Transformer-CNN：用于QSAR建模与解释的多功能工具

Transformer-CNN: Swiss knife for QSAR modeling and interpretation.

作者信息

Karpov Pavel, Godin Guillaume, Tetko Igor V

机构信息

Institute of Structural Biology, Helmholtz Zentrum München-Research Center for Environmental Health (GmbH), Ingolstädter Landstraße 1, 85764, Neuherberg, Germany.

BIGCHEM GmbH, Ingolstädter Landstraße 1, 85764, Neuherberg, Germany.

出版信息

J Cheminform. 2020 Mar 18;12(1):17. doi: 10.1186/s13321-020-00423-w.

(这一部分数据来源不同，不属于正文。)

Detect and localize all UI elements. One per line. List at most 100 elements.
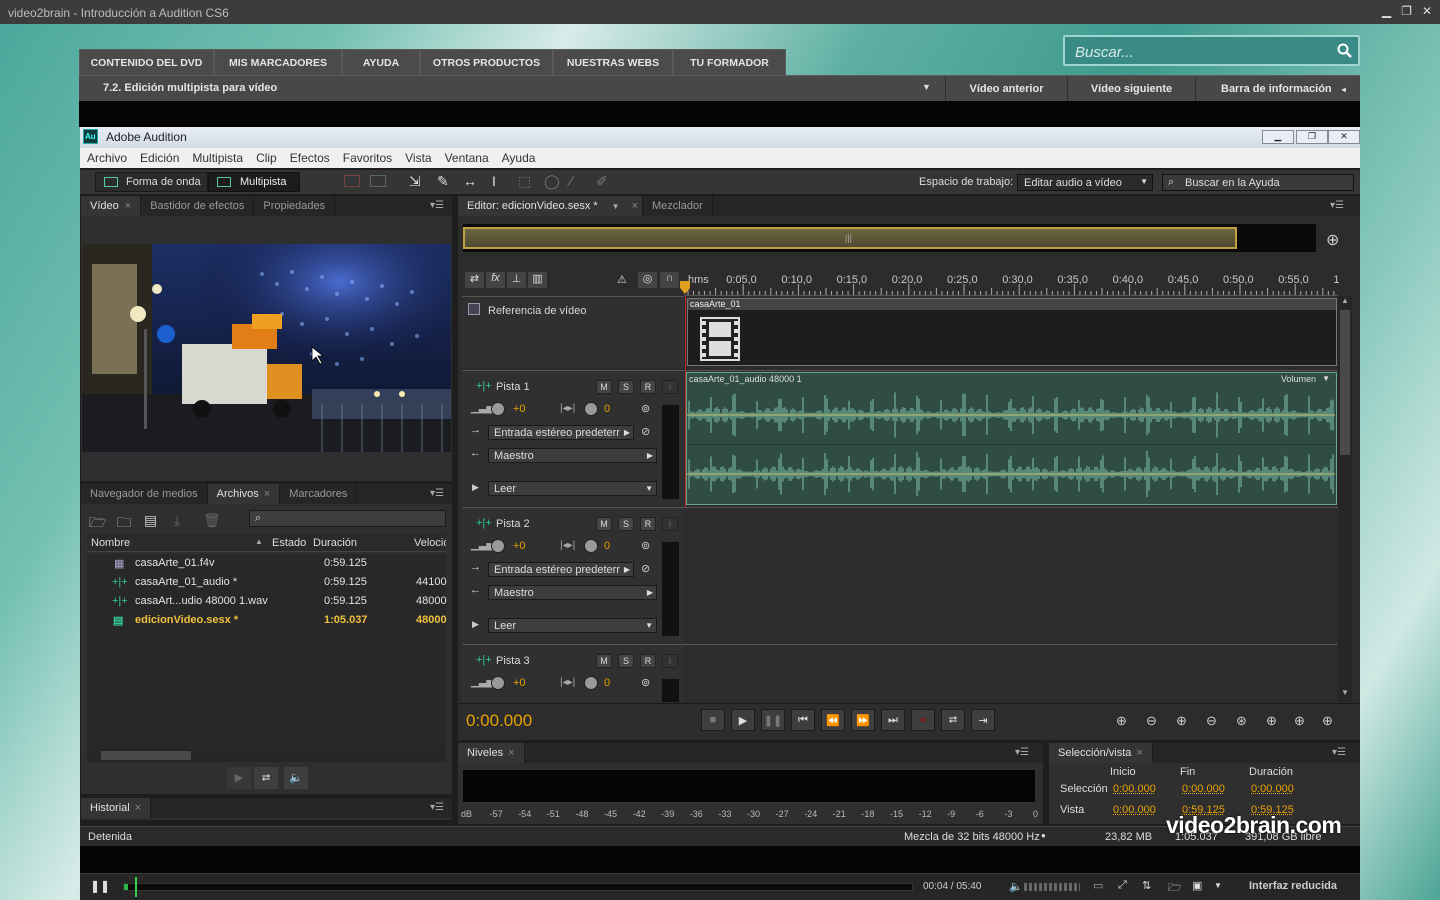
record-monitor-icon[interactable]: ◎ bbox=[638, 272, 657, 288]
loop-button[interactable]: ⮂ bbox=[941, 709, 965, 731]
pan-value[interactable]: 0 bbox=[604, 677, 610, 689]
menu-favoritos[interactable]: Favoritos bbox=[343, 151, 392, 165]
pan-value[interactable]: 0 bbox=[604, 540, 610, 552]
nav-tab-tu-formador[interactable]: TU FORMADOR bbox=[673, 49, 786, 75]
spot-heal-icon[interactable]: ✐ bbox=[596, 173, 608, 190]
list-item[interactable]: +|+ casaArt...udio 48000 1.wav 0:59.125 … bbox=[88, 592, 447, 611]
fx-icon[interactable]: fx bbox=[486, 272, 505, 288]
loop-file-icon[interactable]: ⮂ bbox=[254, 767, 278, 789]
zoom-in-point-icon[interactable]: ⊕ bbox=[1266, 713, 1277, 729]
tab-niveles[interactable]: Niveles × bbox=[458, 743, 525, 763]
selection-duration[interactable]: 0:00.000 bbox=[1251, 783, 1294, 795]
stereo-icon[interactable]: ⊚ bbox=[641, 539, 650, 552]
menu-vista[interactable]: Vista bbox=[405, 151, 431, 165]
menu-multipista[interactable]: Multipista bbox=[192, 151, 243, 165]
fullscreen-icon[interactable]: ⤢ bbox=[1118, 879, 1127, 892]
volume-knob[interactable] bbox=[491, 539, 505, 553]
new-file-icon[interactable]: ▤ bbox=[144, 512, 157, 529]
reduced-ui-button[interactable]: Interfaz reducida bbox=[1249, 880, 1337, 892]
info-bar-button[interactable]: Barra de información ◂ bbox=[1195, 76, 1359, 102]
skip-selection-button[interactable]: ⇥ bbox=[971, 709, 995, 731]
panel-menu-icon[interactable]: ▾☰ bbox=[430, 488, 444, 499]
zoom-out-amplitude-icon[interactable]: ⊖ bbox=[1146, 713, 1157, 729]
panel-menu-icon[interactable]: ▾☰ bbox=[1015, 747, 1029, 758]
phase-icon[interactable]: ⊘ bbox=[641, 425, 650, 438]
menu-ventana[interactable]: Ventana bbox=[445, 151, 489, 165]
tab-navegador-medios[interactable]: Navegador de medios bbox=[81, 484, 208, 504]
expand-icon[interactable]: ▶ bbox=[472, 482, 479, 493]
headphones-icon[interactable]: ∩ bbox=[660, 272, 679, 288]
time-display[interactable]: 0:00.000 bbox=[466, 711, 532, 731]
menu-edicion[interactable]: Edición bbox=[140, 151, 179, 165]
volume-knob[interactable] bbox=[491, 402, 505, 416]
zoom-selection-icon[interactable]: ⊕ bbox=[1322, 713, 1333, 729]
chevron-down-icon[interactable]: ▼ bbox=[1322, 374, 1330, 383]
player-progress-bar[interactable] bbox=[123, 883, 913, 891]
stereo-icon[interactable]: ⊚ bbox=[641, 676, 650, 689]
col-velocidad[interactable]: Velocid bbox=[414, 537, 446, 549]
volume-value[interactable]: +0 bbox=[513, 677, 526, 689]
nav-tab-ayuda[interactable]: AYUDA bbox=[342, 49, 420, 75]
selection-end[interactable]: 0:00.000 bbox=[1182, 783, 1225, 795]
pan-knob[interactable] bbox=[584, 539, 598, 553]
view-start[interactable]: 0:00.000 bbox=[1113, 804, 1156, 816]
open-file-icon[interactable]: 🗁 bbox=[89, 512, 106, 536]
list-item[interactable]: ▦ casaArte_01.f4v 0:59.125 bbox=[88, 554, 446, 573]
solo-button[interactable]: S bbox=[618, 654, 634, 668]
record-arm-button[interactable]: R bbox=[640, 654, 656, 668]
lesson-dropdown-icon[interactable]: ▼ bbox=[922, 82, 931, 92]
files-hscrollbar[interactable] bbox=[87, 749, 446, 762]
panel-menu-icon[interactable]: ▾☰ bbox=[430, 802, 444, 813]
sort-icon[interactable]: ⇅ bbox=[1142, 879, 1151, 892]
mute-button[interactable]: M bbox=[596, 380, 612, 394]
col-estado[interactable]: Estado bbox=[272, 537, 306, 549]
marquee-icon[interactable]: ⬚ bbox=[518, 173, 531, 190]
record-arm-button[interactable]: R bbox=[640, 517, 656, 531]
swap-icon[interactable]: ⇄ bbox=[465, 272, 484, 288]
record-arm-button[interactable]: R bbox=[640, 380, 656, 394]
au-close-button[interactable]: ✕ bbox=[1328, 130, 1360, 144]
send-icon[interactable]: ⊥ bbox=[507, 272, 526, 288]
time-selection-icon[interactable]: I bbox=[492, 173, 496, 189]
col-nombre[interactable]: Nombre bbox=[91, 537, 130, 549]
tab-editor[interactable]: Editor: edicionVideo.sesx * ▼ × bbox=[458, 196, 644, 216]
brush-icon[interactable]: ⁄ bbox=[570, 173, 572, 189]
overview-bar[interactable]: ||| bbox=[463, 224, 1316, 252]
v2b-search-input[interactable] bbox=[1075, 42, 1325, 62]
prev-video-button[interactable]: Vídeo anterior bbox=[945, 76, 1067, 102]
tab-archivos[interactable]: Archivos × bbox=[207, 484, 281, 504]
spectral-pitch-icon[interactable] bbox=[370, 175, 386, 187]
play-button[interactable]: ▶ bbox=[731, 709, 755, 731]
stop-button[interactable]: ■ bbox=[701, 709, 725, 731]
input-monitor-button[interactable]: I bbox=[662, 654, 678, 668]
zoom-in-amplitude-icon[interactable]: ⊕ bbox=[1116, 713, 1127, 729]
zoom-full-icon[interactable]: ⊛ bbox=[1236, 713, 1247, 729]
subtitles-icon[interactable]: ▭ bbox=[1093, 879, 1103, 892]
playhead-marker-icon[interactable] bbox=[679, 281, 691, 295]
automation-mode-select[interactable]: Leer ▼ bbox=[488, 481, 657, 496]
nav-tab-marcadores[interactable]: MIS MARCADORES bbox=[214, 49, 342, 75]
input-monitor-button[interactable]: I bbox=[662, 380, 678, 394]
folder-icon[interactable]: 🗁 bbox=[1168, 879, 1182, 898]
menu-efectos[interactable]: Efectos bbox=[290, 151, 330, 165]
waveform-view-button[interactable]: Forma de onda bbox=[95, 172, 208, 192]
phase-icon[interactable]: ⊘ bbox=[641, 562, 650, 575]
volume-knob[interactable] bbox=[491, 676, 505, 690]
automation-mode-select[interactable]: Leer ▼ bbox=[488, 618, 657, 633]
input-monitor-button[interactable]: I bbox=[662, 517, 678, 531]
solo-button[interactable]: S bbox=[618, 380, 634, 394]
output-select[interactable]: Maestro ▶ bbox=[488, 585, 657, 600]
track-name[interactable]: Pista 1 bbox=[496, 381, 530, 393]
panel-menu-icon[interactable]: ▾☰ bbox=[430, 200, 444, 211]
trash-icon[interactable]: 🗑 bbox=[203, 512, 221, 529]
menu-ayuda[interactable]: Ayuda bbox=[502, 151, 536, 165]
spectral-freq-icon[interactable] bbox=[344, 175, 360, 187]
help-search-input[interactable]: ⌕ Buscar en la Ayuda bbox=[1162, 174, 1354, 191]
import-file-icon[interactable]: 🗀 bbox=[117, 512, 131, 536]
track-lane-3[interactable] bbox=[684, 644, 1338, 702]
minimize-button[interactable]: ▁ bbox=[1382, 4, 1391, 18]
pause-button[interactable]: ❚❚ bbox=[761, 709, 785, 731]
tracks-vscrollbar[interactable]: ▲ ▼ bbox=[1338, 296, 1352, 702]
selection-start[interactable]: 0:00.000 bbox=[1113, 783, 1156, 795]
panel-menu-icon[interactable]: ▾☰ bbox=[1330, 200, 1344, 211]
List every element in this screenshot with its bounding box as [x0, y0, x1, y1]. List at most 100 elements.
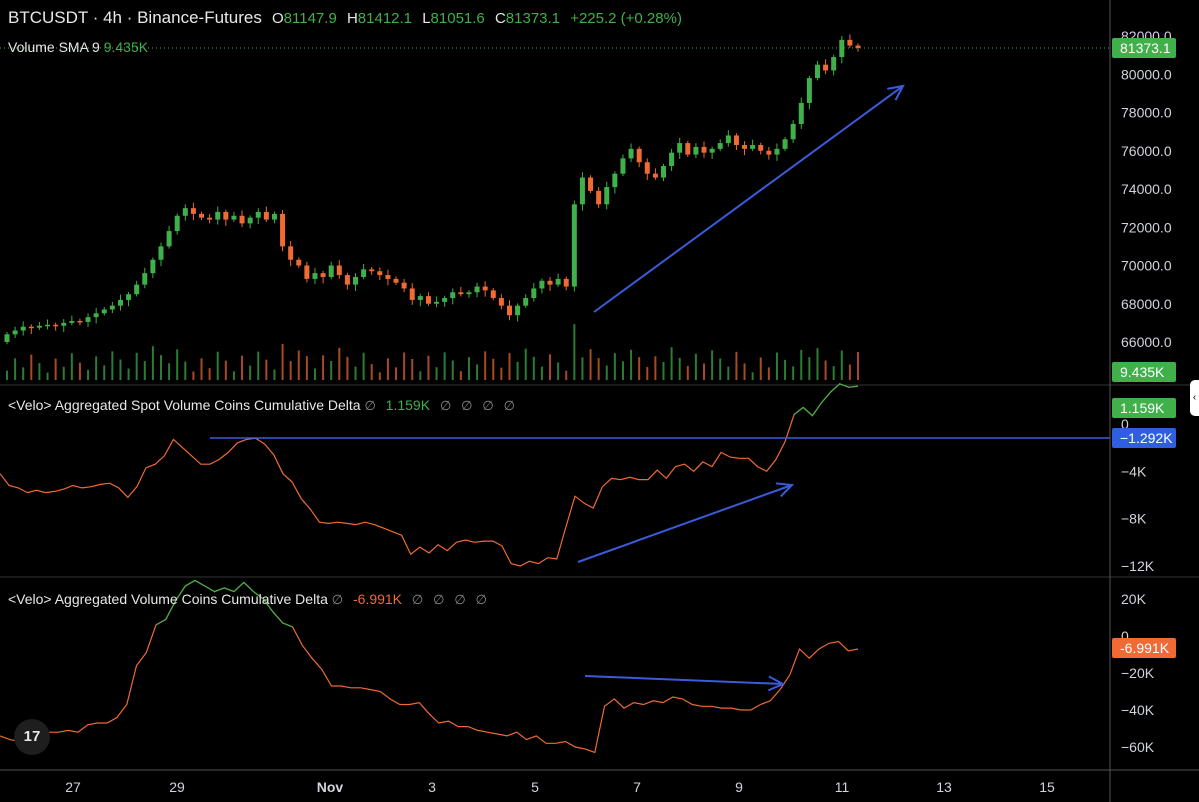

DOI:10.1186/s13321-020-00423-w

PMID:33431004

原文链接:https://pmc.ncbi.nlm.nih.gov/articles/PMC7079452/

Abstract

We present SMILES-embeddings derived from the internal encoder state of a Transformer [1] model trained to canonize SMILES as a Seq2Seq problem. Using a CharNN [2] architecture upon the embeddings results in higher quality interpretable QSAR/QSPR models on diverse benchmark datasets including regression and classification tasks. The proposed Transformer-CNN method uses SMILES augmentation for training and inference, and thus the prognosis is based on an internal consensus. That both the augmentation and transfer learning are based on embeddings allows the method to provide good results for small datasets. We discuss the reasons for such effectiveness and draft future directions for the development of the method. The source code and the embeddings needed to train a QSAR model are available on https://github.com/bigchem/transformer-cnn. The repository also has a standalone program for QSAR prognosis which calculates individual atoms contributions, thus interpreting the model's result. OCHEM [3] environment (https://ochem.eu) hosts the on-line implementation of the method proposed.

摘要

我们展示了从Transformer[1]模型的内部编码器状态派生的SMILES嵌入，该模型经过训练将SMILES规范化为一个序列到序列的问题。在这些嵌入上使用字符神经网络（CharNN）[2]架构，在包括回归和分类任务在内的各种基准数据集上能得到更高质量的可解释的定量构效关系/定量结构-性质关系（QSAR/QSPR）模型。所提出的Transformer-CNN方法在训练和推理时使用SMILES增强，因此预测基于内部一致性。增强和迁移学习都基于嵌入，这使得该方法在小数据集上也能取得良好的结果。我们讨论了这种有效性的原因，并为该方法的未来发展方向制定了草案。用于训练QSAR模型的源代码和嵌入可在https://github.com/bigchem/transformer-cnn上获取。该存储库还有一个用于QSAR预测的独立程序，它可以计算单个原子的贡献，从而解释模型的结果。OCHEM[3]环境（https://ochem.eu）托管了所提出方法的在线实现。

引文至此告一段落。